Beyond the Non-Profit Industrial Complex
“I’m very much afraid of this ‘Foundation Complex.’ We’re getting praise from places that worry me.”
– Ella Baker, June 1963
“I want us all to be real creative about our tactics and strategies to dismantle the empire.”
– Joo-Hyun Kang, The Revolution Will Not Be Funded Conference, 2004
In 2004, along with women of color at UC Santa Barbara, INCITE! organized the conference: “The Revolution Will Not Be Funded: Beyond The Non-Profit Industrial Complex.” This conference drew in hundreds of organizers and activists searching for a space to address the ways in which the non-profit/NGO structure often obstructs radical movement building. At this conference, speakers and attendees addressed the following questions:
- What is the history of the non-profit model? What drove its development? How did it impact the form and direction of social justice organizing?
- How has reliance on foundation funding impacted the course of social justice movements?
- How does 501(c)3 status impact social justice organizations’ relationship to the state?
- How does non-profit status allow the state to co-opt and control our movements?
- Are there ways the non-profit model can be used subversively to support more radical visions for social change?
- What are the alternatives for building viable social justice movements? How do we resource our movements outside the non-profit structure?
- What models for organizing outside the NGO/non-profit model exist outside the U.S. that may help us?
What is the “non-profit industrial complex”?
The non-profit industrial complex (or the NPIC) is a system of relationships between:
- the State (or local and federal governments)
- the owning classes
- and non-profit/NGO social service & social justice organizations that results in the surveillance, control, derailment, and everyday management of political movements.
The state uses non-profits to:
- Monitor and control social justice movements;
- Divert public monies into private hands through foundations;
- Manage and control dissent in order to make the world safe for capitalism;
- Redirect activist energies into career-based modes of organizing instead of mass-based organizing capable of actually transforming society;
- Allow corporations to mask their exploitative and colonial work practices through “philanthropic” work;
- Encourage social movements to model themselves after capitalist structures rather than to challenge them
How did INCITE! come to explore this issue?
In 2004, INCITE! learned the hard way that the revolution will not be funded. When we began in 2000, we took a stand against state funding since we perceived that antiviolence organizations who had state funding had been co-opted. It hadn’t occurred to us to look at foundation funding in the same way.
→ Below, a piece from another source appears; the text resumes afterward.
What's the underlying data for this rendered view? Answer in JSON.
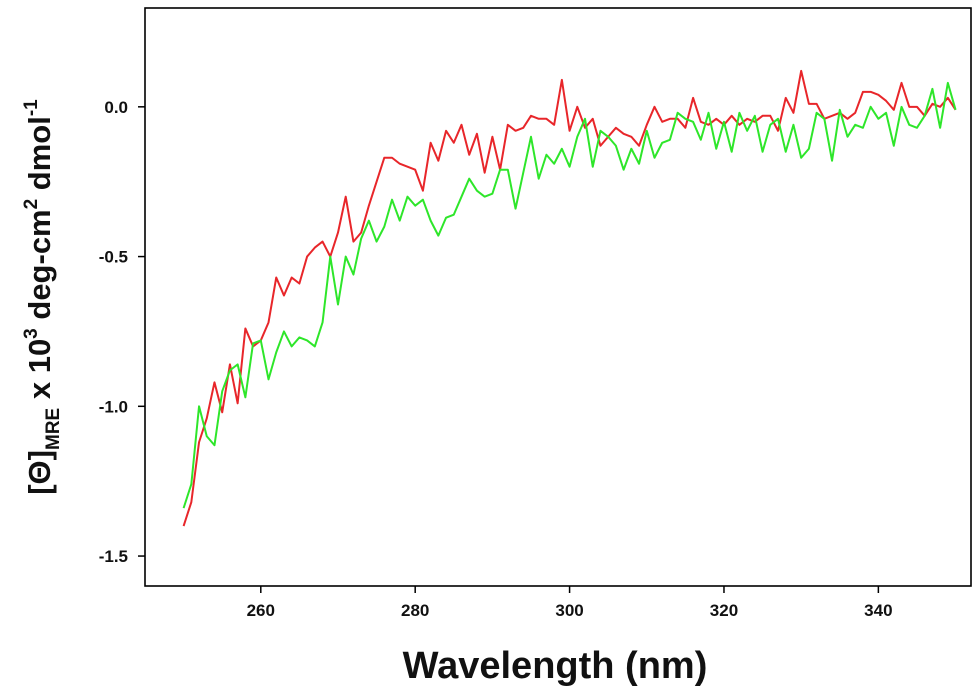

However, in a trip to India (funded, ironically, by the Ford Foundation), we met with many non-funded organizations that criticized us for receiving foundation grants. When we saw that groups with much less access to resources were able to do amazing work without foundation funding, we began to question our reliance on foundation grants.
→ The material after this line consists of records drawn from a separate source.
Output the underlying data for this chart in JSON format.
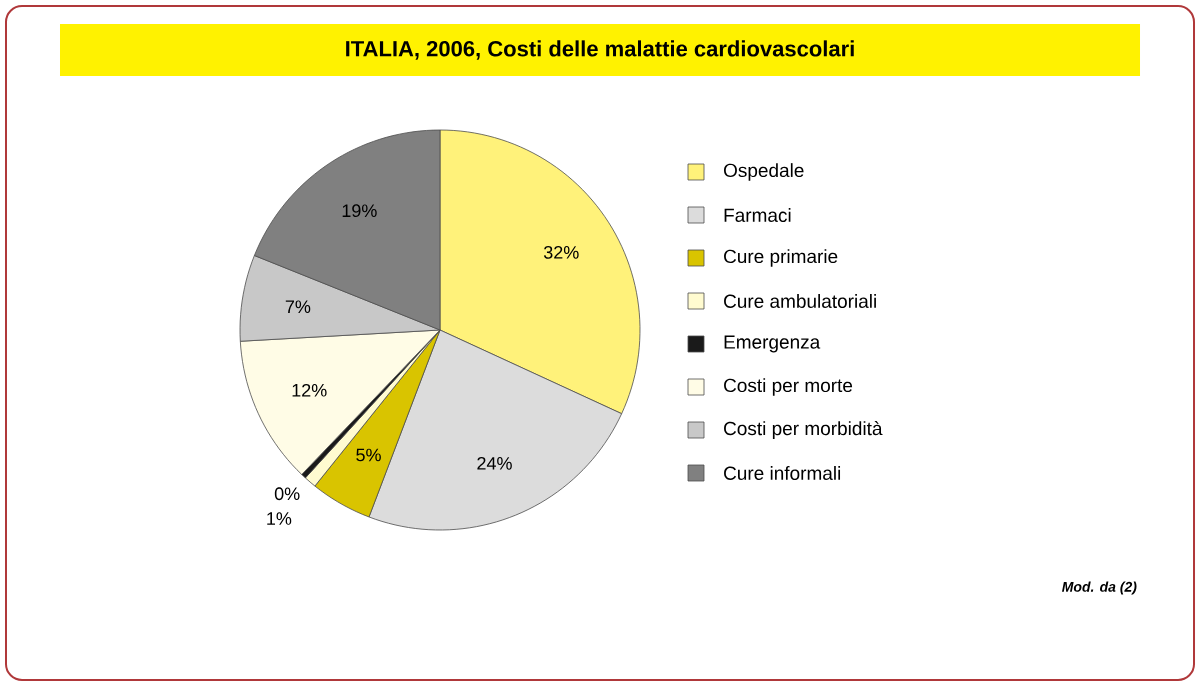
{
  "chart_data": {
    "type": "pie",
    "title": "ITALIA, 2006, Costi delle malattie cardiovascolari",
    "categories": [
      "Ospedale",
      "Farmaci",
      "Cure primarie",
      "Cure ambulatoriali",
      "Emergenza",
      "Costi per morte",
      "Costi per morbidità",
      "Cure informali"
    ],
    "values": [
      32,
      24,
      5,
      1,
      0.4,
      12,
      7,
      19
    ],
    "value_labels": [
      "32%",
      "24%",
      "5%",
      "1%",
      "0%",
      "12%",
      "7%",
      "19%"
    ],
    "colors": [
      "#fff27a",
      "#dcdcdc",
      "#d9c400",
      "#fffbd0",
      "#1a1a1a",
      "#fffce6",
      "#c8c8c8",
      "#808080"
    ],
    "legend": "right",
    "annotations": [
      "Mod. da (2)"
    ]
  }
}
Our suspicions were confirmed when, in February 2004, INCITE! received an e-mail from the Ford Foundation with the subject line “Congratulations!” and an offer of “a one-year or two-year grant of $100,000” to cover our general operating expenses in response to a grant proposal the Ford Foundation had solicited from us. We committed to two major projects (SisterFire multimedia tour and Color of Violence III conference in New Orleans) based on this funding. Then, unexpectedly on July 30, 2004, the Ford Foundation sent another letter, explaining that it had reversed its decision because of our organization’s statement of support for the Palestinian liberation struggle.
INCITE! learned firsthand the dangers of relying on foundations for our movement building. But we also learned that social justice organizations do not always need the foundation support they think they do. Strapped with this sudden loss of funding but committed to organizing two major projects, INCITE! members started raising money through grassroots fundraising — house parties, individual calls, T-shirt sales, and so on — and we were able to quickly raise the money we lost when the Ford Foundation rescinded their grant offer.
This story is not an isolated incident. The NPIC has a long and complicated legacy. The Revolution Will Not Be Funded anthology and conference recordings review this history and political context, but offer no simple answers. The contributors are a multigenerational assembly of organizers working inside and outside the NPIC from a variety of — even conflicting — perspectives. However, we hope the book and conference continue a conversation about how to think beyond state-proctored models like the non-profit system for organizing political projects for social change.